Joining him on this quest to re-examine a case more than 50 years old is Goran Bjorkdahl, a Swede whose quiet steadfastness almost balances the excesses of Mr. Brugger. There’s a hint early on that the filmmaker may not be the most reliable of narrators during an exchange between Mr. Brugger and a driver who has picked them up at the beginning of their African sojourn. The driver, whose name is Mass, mistakenly believes that he has the same first name as Mr. Brugger when he first hears it. Neither Mr. Brugger nor Mr. Bjorkdahl corrects him. Rather, they play up the mistake, agreeing that they do share the same name.

It’s a small point, but it calls attention to the idea that “the truth,” in the case of the film, may take a back seat to good storytelling.
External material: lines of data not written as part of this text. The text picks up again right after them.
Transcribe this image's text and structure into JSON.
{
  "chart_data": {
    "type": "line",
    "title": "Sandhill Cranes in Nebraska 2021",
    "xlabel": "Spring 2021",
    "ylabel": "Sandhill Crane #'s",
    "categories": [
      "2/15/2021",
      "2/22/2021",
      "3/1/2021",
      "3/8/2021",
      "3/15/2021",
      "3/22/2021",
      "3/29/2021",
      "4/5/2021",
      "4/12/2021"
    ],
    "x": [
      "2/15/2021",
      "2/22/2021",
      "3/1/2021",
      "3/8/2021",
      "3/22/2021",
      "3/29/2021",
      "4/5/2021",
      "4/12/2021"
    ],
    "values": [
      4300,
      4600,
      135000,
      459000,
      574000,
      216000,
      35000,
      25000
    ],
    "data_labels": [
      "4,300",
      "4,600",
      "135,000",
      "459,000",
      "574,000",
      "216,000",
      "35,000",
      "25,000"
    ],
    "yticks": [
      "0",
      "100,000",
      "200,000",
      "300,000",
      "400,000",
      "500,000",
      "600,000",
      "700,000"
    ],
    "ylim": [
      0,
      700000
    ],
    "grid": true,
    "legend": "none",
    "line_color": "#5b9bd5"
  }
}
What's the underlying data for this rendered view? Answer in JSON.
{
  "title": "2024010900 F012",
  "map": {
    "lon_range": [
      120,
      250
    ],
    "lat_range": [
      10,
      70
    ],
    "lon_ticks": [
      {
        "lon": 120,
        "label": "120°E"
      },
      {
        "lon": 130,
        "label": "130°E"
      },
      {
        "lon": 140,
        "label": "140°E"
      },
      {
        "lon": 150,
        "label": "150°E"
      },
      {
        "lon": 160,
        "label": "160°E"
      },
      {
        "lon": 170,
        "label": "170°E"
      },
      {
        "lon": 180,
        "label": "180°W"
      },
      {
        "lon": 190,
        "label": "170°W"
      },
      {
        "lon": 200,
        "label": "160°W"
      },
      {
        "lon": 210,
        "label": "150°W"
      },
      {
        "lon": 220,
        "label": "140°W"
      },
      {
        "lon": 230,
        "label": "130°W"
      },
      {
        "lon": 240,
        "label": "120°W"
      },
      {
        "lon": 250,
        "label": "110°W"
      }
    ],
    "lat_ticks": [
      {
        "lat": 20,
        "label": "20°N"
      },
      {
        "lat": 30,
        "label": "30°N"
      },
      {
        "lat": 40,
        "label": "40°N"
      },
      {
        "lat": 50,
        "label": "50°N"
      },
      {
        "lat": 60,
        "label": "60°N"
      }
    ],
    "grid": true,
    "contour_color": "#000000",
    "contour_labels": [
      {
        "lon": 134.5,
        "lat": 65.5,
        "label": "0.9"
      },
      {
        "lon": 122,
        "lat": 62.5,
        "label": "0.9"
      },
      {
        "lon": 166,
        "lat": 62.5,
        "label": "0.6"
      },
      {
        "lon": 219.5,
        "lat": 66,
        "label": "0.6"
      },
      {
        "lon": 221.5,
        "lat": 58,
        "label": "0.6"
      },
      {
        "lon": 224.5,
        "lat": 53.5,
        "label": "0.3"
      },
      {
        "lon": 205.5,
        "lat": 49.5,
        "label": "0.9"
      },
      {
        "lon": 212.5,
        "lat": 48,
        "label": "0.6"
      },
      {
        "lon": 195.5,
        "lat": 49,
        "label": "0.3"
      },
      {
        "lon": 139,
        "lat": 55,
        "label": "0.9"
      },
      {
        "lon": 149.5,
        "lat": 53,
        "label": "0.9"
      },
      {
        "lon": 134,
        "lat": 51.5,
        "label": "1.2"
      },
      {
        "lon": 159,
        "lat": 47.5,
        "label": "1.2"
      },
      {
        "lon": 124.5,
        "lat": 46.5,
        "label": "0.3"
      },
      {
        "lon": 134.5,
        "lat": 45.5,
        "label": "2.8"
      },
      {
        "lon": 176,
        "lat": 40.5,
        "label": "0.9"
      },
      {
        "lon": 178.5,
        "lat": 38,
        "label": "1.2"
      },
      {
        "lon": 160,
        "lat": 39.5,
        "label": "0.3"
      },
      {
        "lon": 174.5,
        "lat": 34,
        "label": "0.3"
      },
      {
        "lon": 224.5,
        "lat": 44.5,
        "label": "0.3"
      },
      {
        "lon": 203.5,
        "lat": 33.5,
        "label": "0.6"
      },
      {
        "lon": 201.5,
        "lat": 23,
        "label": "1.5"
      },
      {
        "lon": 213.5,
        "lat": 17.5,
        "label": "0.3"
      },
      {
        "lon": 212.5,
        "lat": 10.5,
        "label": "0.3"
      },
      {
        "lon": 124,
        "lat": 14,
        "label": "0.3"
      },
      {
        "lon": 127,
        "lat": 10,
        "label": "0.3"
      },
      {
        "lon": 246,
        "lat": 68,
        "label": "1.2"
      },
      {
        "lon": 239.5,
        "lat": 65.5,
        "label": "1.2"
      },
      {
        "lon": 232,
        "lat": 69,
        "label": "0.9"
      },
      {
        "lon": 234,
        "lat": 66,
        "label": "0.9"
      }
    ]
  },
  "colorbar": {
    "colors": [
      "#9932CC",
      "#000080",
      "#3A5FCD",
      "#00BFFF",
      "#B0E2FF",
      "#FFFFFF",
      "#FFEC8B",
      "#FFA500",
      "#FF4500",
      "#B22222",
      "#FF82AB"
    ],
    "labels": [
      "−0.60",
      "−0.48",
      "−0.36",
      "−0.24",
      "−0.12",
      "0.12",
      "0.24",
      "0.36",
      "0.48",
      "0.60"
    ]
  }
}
At the same time, Mr. Brugger uncovers some very real activities of a shadowy militia hired by countries such as South Africa to pursue apartheid-era aims of racial cleansing. The group’s activities, recorded in documents that may or may not have been part of a disinformation campaign by the Soviets, demonstrate the racism and greed that kept mineral and ore-rich African nations in poverty and from self-determination for centuries.

After the documentary caused some sensation at its premiere at the Sundance Film Festival in January, The New York Times was compelled to do its own investigation of the film’s claims. It found a number of the findings were specious, including the most damning, and a disclaimer near the film’s end clarifies that certain things being alleged are close to impossible from a biological standpoint.

Yet the reason conspiracy theories are intractable is that they only have to sound plausible in order to be believed. In this environment, in an area rich in similar stories, it is doubtful that scientific facts will get in the way of conjecture. And just because some of the perpetrators were unsuccessful in the most evil allegations cast against them does not mean they were not guilty of trying, a fitting parallel to recent episodes in this country and in Europe involving Russian disinformation.

“Cold Case Hammarskjold” will be screened at Guild Hall at 7 p.m. A discussion with Mr. Brugger, Alec Baldwin, and David Nugent, the festival’s artistic director, will follow. Tickets are $25, or $23 for members of Guild Hall and the festival.